Buna göre Yavuzyılmaz, önergesini ilk olarak, “Türkiye'deki Karasal Ortamlarda ve İç Sularda İstilacı Yabancı Türlerin Tehditlerinin Değerlendirilmesi Projesini” yürüten Tarım ve Orman Bakanlığına yöneltirken, Bakanlıkça önergesine verilen yanıtta; “Önerge konusu hususlar Bakanlığımız görev ve yetki alanına girmemektedir” denildi.
Milletvekilinin, eş zamanlı olarak Sağlık Bakanlığına yönelttiği soru önergesine 7 aydır yanıt dönülmezken, Çevre, Şehircilik ve İklim Değişikliği Bakanlığına yönlendirilen soru önergesi geçtiğimiz günlerde yanıtlandı.
Söz konusu yanıtta; “Yukarıda yer alan söz konusu hususlara dair. Bakanlığımızın görev ve yetkileri kapsamında doğrudan yapılabilecek herhangi bir iş ve işlem bulunmamakta olup, konuyla ilgili; Tarım ve Orman Bakanlığı ile Sağlık Bakanlığının değerlendirmelerinin alınmasının uygun olacağı mütalaa edilmektedir.” diyerek yanıtlanırken, Yavuzyılmaz konuya ilişkin şu değerlendirmeleri yaptı:
“Dünyayı tehdit eden iklim krizi ve beraberinde getirdiği ekolojik sorunlar, istilacı türlerin artmasına neden olurken, geçtiğimiz aylarda Zonguldak’ta Asya Kaplanı sivrisineği türünde son derece tehlikeli ve istilacı bir türün görülmesi üzerine konuyu Meclise gündemine taşıyarak ilgili Bakanlıklara çeşitli sorular yönetmiştik.
Ancak, vatandaşlarımız korunması ve türün yayılımının durdurulması için alınan tedbirlerin neler olduğunu sorduğumuz önergelerimiz, muhatap bakanlık bulunmamasından dolayı yanıtsız kaldı. Tarım Bakanı ve Çevre Bakanı sorumlulukları birbirlerine atarken, halk sağlığından sorumlu Sağlık Bakanlığı 7 aydır sessiz.

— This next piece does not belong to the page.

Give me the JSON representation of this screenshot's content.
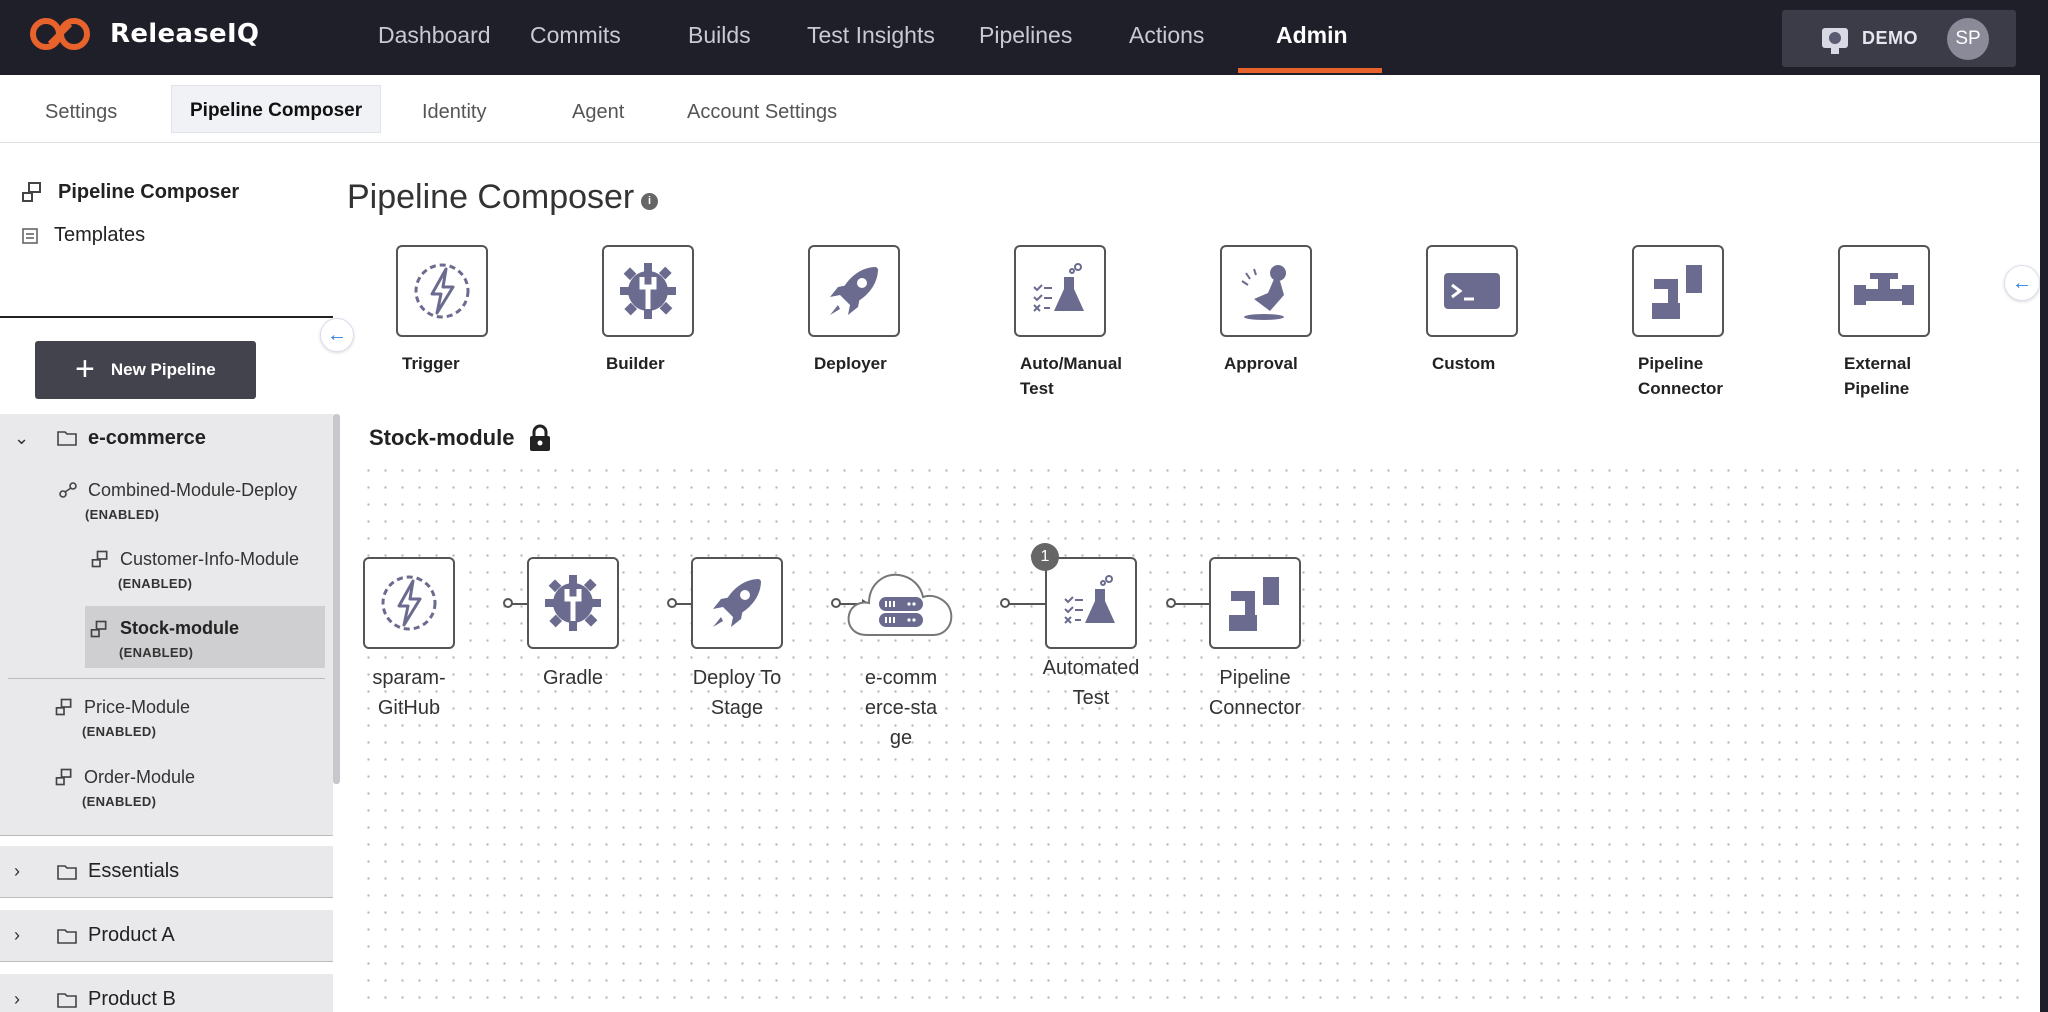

‘Türkiye'deki Karasal Ortamlarda ve İç Sularda İstilacı Yabancı Türlerin Tehditlerinin Değerlendirilmesi Projesini’ yürüten Tarım ve Orman Bakanlığı ‘Önerge konusu hususlar Bakanlığımız görev ve yetki alanına girmemektedir’ diyor. Çevre Bakanlığı ise ‘konuyla ilgili Tarım ve Orman Bakanlığı ile Sağlık Bakanlığının değerlendirmelerinin alınmasının uygun olacaktır’ diyerek önergemizi yanıtlıyor.
İlimizde bile etkileri görüldüğü üzere ülkemiz, gerek iklim krizi, gerekse bunların etkisiyle artan çeşitli risklerle karşı karşıyayken, ortaya çıkan bu ‘tuhaf sorumsuz hal’ aslında olası tehlikelere karşı ne denli hazırlıksız olduğumuzun bir resmi yanıtı gibi karşımızda duruyor.
Tıpkı koronavirüs salgınlında yaşadığımız gibi bütün bu tehlikeler, bir bilimkurgu filminden çıkmıyor ve gerçek olarak yaşanıyor. Koronavirüs nedeniyle, sadece ülkemizde resmi rakamlara göre 100 binden fazla vatandaşımızı kaybettik. Bugün halen dört bir yanımız çeşitli virüslerle dolu. Bu nedenle önleyici tedbirleri almakla sorumlu bakanlıkların bu sorumsuz tavrını kabul ediyoruz. Konunun takipçisi olmaya devam edeceğiz.” (Haber Merkezi)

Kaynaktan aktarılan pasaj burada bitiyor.